Adversaire de la première heure du stalinisme, Maurice Nadeau n’a jamais porté dans son cœur le Parti communiste français, ses dirigeants et ses intellectuels aveuglément fidèles à l’Union soviétique. Ce qu’il écrit en 1968, année charnière (des évènements de mai à la fin du Printemps de Prague), en témoigne.
Un demi-siècle s’est écoulé depuis mai 1968 et tant de choses ont changé qu’une large part de ce qui fut dit et fait alors nous est devenue incompréhensible. Dans certains cas, c’est parce qu’une exigence est devenue une évidence qu’il n’y a plus lieu de réclamer ; d’autres choses nous paraissent absurdes ou du moins étonnantes, comme de voir les étudiants manifester en costume-cravate. Une des différences frappantes touche au rapport à la politique. Après une époque qui s’est bercée de grands mots abstraits, nous avons l’impression d’avoir une relation plus concrète avec la politique – peut-être aussi plus moraliste : nous avons une idée très claire et indiscutable de la différence entre le Bien et le Mal. Nous ne percevons même pas la disparition d’un grand corps majestueux et intimidant : le Parti communiste. Bien sûr, il était possible de voter Fabien Roussel lors de la dernière élection présidentielle, mais le petit parti qu’il dirige n’a plus la puissance intellectuelle d’attraction et de répulsion qui était encore la sienne en 1968 et préoccupait beaucoup Maurice Nadeau.
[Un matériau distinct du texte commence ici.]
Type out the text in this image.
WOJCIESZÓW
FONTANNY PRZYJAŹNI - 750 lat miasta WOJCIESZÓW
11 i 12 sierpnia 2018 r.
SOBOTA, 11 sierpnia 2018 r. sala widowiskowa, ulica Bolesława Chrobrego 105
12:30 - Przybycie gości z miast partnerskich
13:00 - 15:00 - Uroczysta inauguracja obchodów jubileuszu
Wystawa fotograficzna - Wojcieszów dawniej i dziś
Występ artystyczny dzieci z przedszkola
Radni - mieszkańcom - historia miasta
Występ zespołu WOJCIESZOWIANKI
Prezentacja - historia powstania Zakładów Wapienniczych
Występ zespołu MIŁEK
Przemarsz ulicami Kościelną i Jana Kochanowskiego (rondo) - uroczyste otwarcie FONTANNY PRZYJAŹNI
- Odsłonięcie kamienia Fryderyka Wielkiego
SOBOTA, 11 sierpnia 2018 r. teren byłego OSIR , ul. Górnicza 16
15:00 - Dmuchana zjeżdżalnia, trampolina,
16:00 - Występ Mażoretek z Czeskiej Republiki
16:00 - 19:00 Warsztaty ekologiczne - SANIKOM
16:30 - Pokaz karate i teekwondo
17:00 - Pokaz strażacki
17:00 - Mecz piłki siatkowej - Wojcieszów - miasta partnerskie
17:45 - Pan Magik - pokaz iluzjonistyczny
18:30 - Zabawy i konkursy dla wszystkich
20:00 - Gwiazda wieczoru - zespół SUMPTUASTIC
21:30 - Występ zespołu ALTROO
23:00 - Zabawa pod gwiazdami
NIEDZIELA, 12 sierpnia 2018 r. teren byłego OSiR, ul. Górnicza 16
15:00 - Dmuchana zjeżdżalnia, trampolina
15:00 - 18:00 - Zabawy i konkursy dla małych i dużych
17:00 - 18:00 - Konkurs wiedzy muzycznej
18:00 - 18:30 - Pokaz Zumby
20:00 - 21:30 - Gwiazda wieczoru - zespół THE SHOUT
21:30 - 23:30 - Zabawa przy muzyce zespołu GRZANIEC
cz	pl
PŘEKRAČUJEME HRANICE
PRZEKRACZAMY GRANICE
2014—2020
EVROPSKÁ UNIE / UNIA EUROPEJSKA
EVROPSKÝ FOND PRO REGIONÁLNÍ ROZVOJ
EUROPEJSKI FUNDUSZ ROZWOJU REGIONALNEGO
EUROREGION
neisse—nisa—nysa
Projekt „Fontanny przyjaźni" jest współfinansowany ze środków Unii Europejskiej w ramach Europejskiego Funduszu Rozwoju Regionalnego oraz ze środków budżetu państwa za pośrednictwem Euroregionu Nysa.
Dans la livraison du 15 mars 1968, il s’en prend vigoureusement à Pierre Daix qui dirigeait Les Lettres françaises avec Aragon. Une belle incarnation du stalinisme français, avec sa capacité à préfacer le premier ouvrage de Soljenitsyne traduit en français, « après avoir fougueusement nié l’existence de camps de concentration en Union soviétique ». La recension est intitulée « Une conversion » et, de fait, c’est bien le fond du problème, cette manière de « retoucher sa (propre) biographie ». On a oublié aujourd’hui qu’un des fondements du stalinisme était précisément cette capacité à mentir sans vergogne chaque fois que l’on se dédisait. Un autre était la lâcheté.
Se demandant s’il faut « admirer Romain Rolland », Nadeau consacre une bonne part de son article aux prises de position politiques de l’auteur de Jean-Christophe, un roman qui ne lui paraît pas le meilleur d’un écrivain qu’on aurait tort de « considérer de haut ». Le pacifiste de 1914 doit être respecté, ne serait-ce que pour cette raison même, mais comment admettre qu’il ait laissé « son nom servir de raison sociale à de grandes entreprises de duperie » ? Qu’à la différence d’un Gide il soit « resté muet » lors des procès de Moscou, les couvrant ainsi de son autorité ? Mais Nadeau ne parle pas de Romain Rolland comme il fait d’Aragon ou de Pierre Daix. Il voit en lui « l’homme de bonne volonté » qui s’est laissé abuser et n’a pas vu les « ficelles » des manipulateurs, un « auxiliaire bénévole » qu’il n’y a pas lieu de « taxer de complicité avec le stalinisme ».
Maurice Nadeau rend compte avec sympathie d’un petit livre de Daniel Cohn-Bendit paru après l’été 68, mais, à ses yeux militants, le moment capital de cette année-là aura été l’affaire tchécoslovaque. Ce fut en effet la dernière chance de sauver le communisme en lui donnant un « visage humain ». L’intervention russe – même si elle n’eut pas la violence de celle que subit actuellement l’Ukraine – peut être considérée comme la destruction de ce qui avait pu subsister de l’espérance communiste. Celle-ci a été achevée comme on fait des blessés. Et cette même année voit arriver les livres de Soljenitsyne, avant ceux de quelques survivants des procès de Prague, au début des années 1950.